Jawatan, BWI (awal tahun 2019)

Belakangan ini aku suka menulis, maksudku lebih banyak dari biasanya, aku banyak melewati berbagai hal yang membantu membentuk diri menjadi sebuah pribadi yang terus berkembang, bukan bentukan orang tua, dan mendewasakan pikiran. Aku bersyukur, dua puluh tahun lebih lima bulan bernapas gratis di bumi Allah yang ajaib sehingga sangat pantas untuk selalu berdzikir akan keagungan-Nya.

Kali ini aku akan sedikit bercerita tentang pergolakan hebat yang terus membayangiku tiga tahun terakhir, sebuah umur yang memang perlu merenungi arti sebuah kehidupan, dimana kita harus mampu mengimbangi dunia dan akhirat, mungkin itu konsep awal sebuah penciptaan makhluk bagiku kala itu.

Beruntung aku terlahir dalam keluarga islam yang tak mempersulitkanku untuk memahami kehidupan, setidaknya untuk hal aqidah pokok. Walaupun demikian, aku selalu bermimpi terlahir dalam keluarga yang benar-benar mempelajari dan mengkaji islam secara mengakar. Ya, mungkin bukan takdirku, tapi takdir generasiku.

Teringat sebuah buku yang menjelaskan kisah perjalanan hidup Rasulullah SAW dalam Sirah Nabawiyah karya Syeikh Shafiyyurrahman al-Mubarakfuri yang aku pinjam dari salah seorang teman.

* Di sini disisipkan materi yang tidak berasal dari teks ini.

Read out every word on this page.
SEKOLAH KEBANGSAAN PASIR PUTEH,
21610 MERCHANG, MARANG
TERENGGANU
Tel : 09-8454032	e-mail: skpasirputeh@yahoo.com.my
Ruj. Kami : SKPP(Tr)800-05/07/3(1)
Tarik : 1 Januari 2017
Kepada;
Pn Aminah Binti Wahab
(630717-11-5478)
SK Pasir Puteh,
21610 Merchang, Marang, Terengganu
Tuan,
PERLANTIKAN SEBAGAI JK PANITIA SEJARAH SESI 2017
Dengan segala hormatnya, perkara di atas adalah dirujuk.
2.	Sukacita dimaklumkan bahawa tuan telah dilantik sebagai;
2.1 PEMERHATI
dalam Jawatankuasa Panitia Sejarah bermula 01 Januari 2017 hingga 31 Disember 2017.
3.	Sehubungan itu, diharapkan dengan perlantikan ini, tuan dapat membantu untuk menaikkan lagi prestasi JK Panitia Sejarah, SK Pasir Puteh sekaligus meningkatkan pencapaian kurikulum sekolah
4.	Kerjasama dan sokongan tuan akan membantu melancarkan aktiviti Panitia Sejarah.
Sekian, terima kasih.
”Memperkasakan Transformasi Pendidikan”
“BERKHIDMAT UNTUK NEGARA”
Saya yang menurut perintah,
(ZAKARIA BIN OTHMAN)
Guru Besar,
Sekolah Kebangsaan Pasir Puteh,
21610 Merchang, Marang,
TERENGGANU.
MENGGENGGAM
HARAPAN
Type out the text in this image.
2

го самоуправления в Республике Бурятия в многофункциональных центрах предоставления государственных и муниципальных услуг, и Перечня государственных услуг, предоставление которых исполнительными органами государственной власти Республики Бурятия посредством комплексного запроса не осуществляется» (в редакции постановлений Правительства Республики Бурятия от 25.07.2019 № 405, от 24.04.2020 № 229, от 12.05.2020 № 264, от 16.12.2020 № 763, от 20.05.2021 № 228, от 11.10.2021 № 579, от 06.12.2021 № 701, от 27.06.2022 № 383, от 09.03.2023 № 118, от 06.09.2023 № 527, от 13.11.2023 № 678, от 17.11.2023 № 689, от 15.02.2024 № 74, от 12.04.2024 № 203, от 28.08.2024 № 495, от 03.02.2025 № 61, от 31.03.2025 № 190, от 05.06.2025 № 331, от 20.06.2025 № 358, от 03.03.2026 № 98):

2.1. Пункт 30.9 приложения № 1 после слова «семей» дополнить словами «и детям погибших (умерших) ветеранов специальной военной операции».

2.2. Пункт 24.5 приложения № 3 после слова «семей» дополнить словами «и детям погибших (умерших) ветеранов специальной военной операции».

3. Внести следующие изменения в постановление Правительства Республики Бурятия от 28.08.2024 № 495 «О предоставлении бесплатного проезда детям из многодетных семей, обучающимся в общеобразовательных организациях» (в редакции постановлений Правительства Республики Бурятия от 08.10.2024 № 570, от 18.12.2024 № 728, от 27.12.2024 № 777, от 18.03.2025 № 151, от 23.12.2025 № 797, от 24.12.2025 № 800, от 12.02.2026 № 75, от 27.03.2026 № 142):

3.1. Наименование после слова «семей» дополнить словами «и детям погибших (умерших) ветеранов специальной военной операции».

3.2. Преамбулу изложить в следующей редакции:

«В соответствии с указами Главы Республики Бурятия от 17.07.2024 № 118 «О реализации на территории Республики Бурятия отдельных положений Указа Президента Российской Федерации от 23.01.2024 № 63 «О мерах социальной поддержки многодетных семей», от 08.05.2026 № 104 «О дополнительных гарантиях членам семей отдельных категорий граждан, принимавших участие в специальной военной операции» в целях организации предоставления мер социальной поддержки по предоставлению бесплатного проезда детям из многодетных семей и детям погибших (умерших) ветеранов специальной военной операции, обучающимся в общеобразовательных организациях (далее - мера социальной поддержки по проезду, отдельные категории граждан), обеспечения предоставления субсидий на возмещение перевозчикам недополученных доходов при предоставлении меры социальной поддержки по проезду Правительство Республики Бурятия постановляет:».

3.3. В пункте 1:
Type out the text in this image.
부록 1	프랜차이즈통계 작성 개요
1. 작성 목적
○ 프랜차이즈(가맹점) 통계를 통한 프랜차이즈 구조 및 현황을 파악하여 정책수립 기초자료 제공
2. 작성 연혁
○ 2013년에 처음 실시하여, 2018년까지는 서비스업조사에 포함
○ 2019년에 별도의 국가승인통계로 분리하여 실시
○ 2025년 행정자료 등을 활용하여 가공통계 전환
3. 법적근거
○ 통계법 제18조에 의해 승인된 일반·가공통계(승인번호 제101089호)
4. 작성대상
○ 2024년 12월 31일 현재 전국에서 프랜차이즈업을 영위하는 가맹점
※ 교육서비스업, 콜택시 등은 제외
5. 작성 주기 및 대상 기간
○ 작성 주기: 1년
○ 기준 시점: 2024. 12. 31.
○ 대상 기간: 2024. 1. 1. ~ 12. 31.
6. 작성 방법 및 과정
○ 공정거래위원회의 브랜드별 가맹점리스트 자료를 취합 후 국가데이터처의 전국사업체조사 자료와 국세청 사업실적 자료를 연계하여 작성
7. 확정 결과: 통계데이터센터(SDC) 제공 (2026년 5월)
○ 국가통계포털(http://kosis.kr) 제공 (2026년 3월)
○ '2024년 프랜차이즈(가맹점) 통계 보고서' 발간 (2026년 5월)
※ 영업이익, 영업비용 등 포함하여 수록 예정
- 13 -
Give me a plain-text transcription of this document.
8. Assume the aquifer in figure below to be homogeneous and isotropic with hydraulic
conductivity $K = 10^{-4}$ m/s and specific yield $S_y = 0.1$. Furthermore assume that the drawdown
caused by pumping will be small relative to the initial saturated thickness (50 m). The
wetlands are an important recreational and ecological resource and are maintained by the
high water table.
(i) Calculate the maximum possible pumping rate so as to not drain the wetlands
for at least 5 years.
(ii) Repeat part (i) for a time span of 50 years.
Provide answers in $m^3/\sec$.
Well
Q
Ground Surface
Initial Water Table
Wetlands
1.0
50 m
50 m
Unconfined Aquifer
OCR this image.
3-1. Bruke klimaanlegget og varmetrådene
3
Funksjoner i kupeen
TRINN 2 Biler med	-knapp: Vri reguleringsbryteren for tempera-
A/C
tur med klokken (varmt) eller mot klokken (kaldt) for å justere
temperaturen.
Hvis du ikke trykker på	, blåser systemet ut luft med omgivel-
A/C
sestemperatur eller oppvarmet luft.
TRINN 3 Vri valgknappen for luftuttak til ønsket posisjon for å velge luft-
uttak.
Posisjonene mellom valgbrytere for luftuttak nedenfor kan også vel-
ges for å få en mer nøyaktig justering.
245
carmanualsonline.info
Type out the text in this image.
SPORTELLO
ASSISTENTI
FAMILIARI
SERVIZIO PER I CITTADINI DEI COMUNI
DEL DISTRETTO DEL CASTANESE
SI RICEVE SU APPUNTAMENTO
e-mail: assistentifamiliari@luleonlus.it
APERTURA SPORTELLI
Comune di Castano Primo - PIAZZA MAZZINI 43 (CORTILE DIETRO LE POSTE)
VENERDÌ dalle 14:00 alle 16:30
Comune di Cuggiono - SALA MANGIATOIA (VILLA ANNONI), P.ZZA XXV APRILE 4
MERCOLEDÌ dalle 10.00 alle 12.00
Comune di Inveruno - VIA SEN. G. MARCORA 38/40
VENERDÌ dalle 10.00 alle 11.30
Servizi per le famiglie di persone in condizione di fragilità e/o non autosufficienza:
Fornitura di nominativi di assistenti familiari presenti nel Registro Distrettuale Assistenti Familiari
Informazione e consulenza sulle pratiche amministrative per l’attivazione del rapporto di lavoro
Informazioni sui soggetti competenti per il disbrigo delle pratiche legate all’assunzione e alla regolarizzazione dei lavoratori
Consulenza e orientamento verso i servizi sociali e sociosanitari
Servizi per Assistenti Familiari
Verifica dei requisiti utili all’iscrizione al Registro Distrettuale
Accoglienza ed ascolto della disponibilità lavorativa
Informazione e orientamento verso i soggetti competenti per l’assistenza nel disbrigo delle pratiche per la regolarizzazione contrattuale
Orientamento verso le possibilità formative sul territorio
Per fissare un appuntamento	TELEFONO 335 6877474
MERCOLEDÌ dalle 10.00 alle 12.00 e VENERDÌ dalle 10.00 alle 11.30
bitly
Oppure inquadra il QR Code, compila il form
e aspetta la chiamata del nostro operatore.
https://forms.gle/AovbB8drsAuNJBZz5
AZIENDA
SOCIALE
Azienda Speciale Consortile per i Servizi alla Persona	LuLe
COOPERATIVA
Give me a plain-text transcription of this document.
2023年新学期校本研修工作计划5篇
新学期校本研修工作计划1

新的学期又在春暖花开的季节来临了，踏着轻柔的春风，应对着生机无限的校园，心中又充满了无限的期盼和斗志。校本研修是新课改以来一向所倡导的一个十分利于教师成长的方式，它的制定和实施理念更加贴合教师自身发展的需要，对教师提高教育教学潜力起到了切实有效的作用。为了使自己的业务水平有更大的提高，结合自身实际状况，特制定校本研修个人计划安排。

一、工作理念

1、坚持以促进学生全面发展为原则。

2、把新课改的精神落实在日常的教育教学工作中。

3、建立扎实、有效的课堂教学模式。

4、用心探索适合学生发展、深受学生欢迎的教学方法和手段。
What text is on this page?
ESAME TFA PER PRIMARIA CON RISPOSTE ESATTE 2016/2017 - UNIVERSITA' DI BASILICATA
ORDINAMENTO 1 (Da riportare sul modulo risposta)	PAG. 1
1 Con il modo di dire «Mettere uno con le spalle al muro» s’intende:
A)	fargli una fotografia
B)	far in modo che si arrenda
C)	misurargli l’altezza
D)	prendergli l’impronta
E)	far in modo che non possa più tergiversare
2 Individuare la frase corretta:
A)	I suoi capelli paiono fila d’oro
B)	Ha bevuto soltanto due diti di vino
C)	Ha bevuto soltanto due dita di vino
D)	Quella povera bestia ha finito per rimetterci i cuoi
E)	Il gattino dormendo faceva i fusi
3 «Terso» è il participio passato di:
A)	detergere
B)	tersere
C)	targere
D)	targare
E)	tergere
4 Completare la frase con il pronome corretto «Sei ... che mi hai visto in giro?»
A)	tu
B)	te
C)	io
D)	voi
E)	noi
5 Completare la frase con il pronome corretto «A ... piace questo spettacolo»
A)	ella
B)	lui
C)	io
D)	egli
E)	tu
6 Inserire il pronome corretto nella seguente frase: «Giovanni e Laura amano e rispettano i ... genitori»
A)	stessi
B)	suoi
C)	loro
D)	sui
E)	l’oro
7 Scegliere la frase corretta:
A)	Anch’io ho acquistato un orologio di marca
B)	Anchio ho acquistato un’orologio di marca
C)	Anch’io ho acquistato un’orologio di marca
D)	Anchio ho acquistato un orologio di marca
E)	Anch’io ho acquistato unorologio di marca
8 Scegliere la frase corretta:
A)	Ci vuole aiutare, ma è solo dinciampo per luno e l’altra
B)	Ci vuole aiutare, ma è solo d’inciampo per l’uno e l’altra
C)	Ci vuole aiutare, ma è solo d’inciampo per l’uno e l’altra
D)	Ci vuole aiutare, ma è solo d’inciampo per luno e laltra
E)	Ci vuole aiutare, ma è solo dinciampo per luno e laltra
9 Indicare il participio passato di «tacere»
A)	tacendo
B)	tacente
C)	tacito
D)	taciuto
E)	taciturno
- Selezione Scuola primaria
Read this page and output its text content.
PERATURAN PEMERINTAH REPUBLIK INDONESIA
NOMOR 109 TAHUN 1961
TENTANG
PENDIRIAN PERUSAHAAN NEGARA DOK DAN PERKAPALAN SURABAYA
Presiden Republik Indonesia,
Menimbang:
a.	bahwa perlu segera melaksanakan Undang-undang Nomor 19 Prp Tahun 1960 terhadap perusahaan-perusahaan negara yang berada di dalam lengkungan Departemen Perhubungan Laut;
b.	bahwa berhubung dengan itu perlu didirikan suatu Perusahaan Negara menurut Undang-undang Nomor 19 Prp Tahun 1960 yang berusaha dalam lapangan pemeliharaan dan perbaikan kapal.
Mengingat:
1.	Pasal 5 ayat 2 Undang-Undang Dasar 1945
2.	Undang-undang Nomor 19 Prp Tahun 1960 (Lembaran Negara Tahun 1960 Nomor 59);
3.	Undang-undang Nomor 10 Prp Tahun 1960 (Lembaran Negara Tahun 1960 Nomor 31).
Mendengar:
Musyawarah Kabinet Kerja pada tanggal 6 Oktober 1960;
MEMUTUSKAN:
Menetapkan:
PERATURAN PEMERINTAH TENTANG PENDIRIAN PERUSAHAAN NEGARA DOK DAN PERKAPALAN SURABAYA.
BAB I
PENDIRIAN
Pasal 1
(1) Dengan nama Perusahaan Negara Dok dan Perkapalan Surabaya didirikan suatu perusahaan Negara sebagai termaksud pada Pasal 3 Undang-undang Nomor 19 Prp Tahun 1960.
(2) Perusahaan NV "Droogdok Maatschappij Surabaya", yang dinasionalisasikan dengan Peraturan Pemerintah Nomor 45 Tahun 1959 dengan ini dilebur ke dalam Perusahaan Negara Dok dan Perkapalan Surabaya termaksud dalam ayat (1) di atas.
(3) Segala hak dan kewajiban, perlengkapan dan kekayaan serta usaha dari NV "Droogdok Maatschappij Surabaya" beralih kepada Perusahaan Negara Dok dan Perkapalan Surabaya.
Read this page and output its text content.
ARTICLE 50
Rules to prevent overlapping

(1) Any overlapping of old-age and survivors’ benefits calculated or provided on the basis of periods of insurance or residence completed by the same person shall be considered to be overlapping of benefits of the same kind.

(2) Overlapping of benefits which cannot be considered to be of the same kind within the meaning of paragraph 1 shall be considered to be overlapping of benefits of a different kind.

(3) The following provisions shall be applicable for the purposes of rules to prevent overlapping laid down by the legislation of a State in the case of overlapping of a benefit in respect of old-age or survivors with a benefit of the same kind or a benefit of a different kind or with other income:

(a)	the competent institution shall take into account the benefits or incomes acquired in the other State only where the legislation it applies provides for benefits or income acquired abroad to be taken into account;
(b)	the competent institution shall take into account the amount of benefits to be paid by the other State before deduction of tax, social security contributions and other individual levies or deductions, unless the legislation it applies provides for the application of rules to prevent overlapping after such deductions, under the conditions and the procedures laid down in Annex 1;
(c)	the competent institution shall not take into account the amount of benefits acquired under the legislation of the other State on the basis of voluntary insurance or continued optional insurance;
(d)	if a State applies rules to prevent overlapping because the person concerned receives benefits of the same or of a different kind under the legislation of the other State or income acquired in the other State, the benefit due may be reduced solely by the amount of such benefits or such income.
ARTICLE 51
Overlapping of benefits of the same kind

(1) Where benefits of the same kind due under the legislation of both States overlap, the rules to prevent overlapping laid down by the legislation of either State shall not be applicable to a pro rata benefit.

Di dalamnya sungguh menceritakan bagaimana pergolakan yang terjadi saat awal agama islam dimunculkan. Bagaimana bisa sebuah agama baru dengan cepatnya menguasai wilayah Arab dan non Arab hingga kini agama itu menjadi agama mayoritas dunia. Sungguh menarik untuk di kaji.

Aku memang beruntung dan semoga aku tak pernah lupa untuk bersyukur, kemurahan sang Agung menggiring hati ini untuk bisa lebih dekat lagi dengan agama kedamaian. Walaupun aku sangat menyadari, pengetahuan diri akan agama perdamaian masih belum layak untuk di akui sebagai penganut, karena diri ini hanya ikut-ikutan. Wajar saja orang kafir kala itu sangat sulit menerima agama baru ini, karena memang hanya yang terpilihlah yang Allah beri hidayah.

Aku, berusaha untuk mencari jati diri serta visi penciptaan, yang kudapati sajauh ini hanya “Ridho Allah” titik. Aku dapati diriku yang kala itu berumur tujuh tahun senang sekali menonton sinetron dan menangis melihat salah satu tokoh meninggal, lalu diri ini berpikir “walaupun dalam sebuah sinetron seseorang meninggal namun di dunia nyata ia masih hidup, lalu bagaimana jika seseorang di dunia nyata meninggal, dimanakah dia akan hidup?”

Waktu berjalan begitu saja tanpa kusadari tujuh belas tahun aku menginjakkan kaki di bumi manusia ini. Mungkin kala itu aku adalah bentukan lingkungan yang beradaptasi layaknya seekor hewan untuk dapat di akui dunia bahwa aku ada. Hingga tiga tahun berjalan, tahun pertama masih sama, diri seorang bentukan. Tahun kedua adalah transisi dan aku memilih jiwa yang baru penuh kebebasan. Tahun ketiga ini, entah apa yang sedang terkonsep dalam pikiranku, tapi sungguh aku berada hampir di ujung tanduk, yang ingin jatuh menyelami lebih dalam kehidupan sehingga bukan jati diri baru yang aku harapkan melainkan hati seorang hamba yang patuh dan berdedikasi tinggi.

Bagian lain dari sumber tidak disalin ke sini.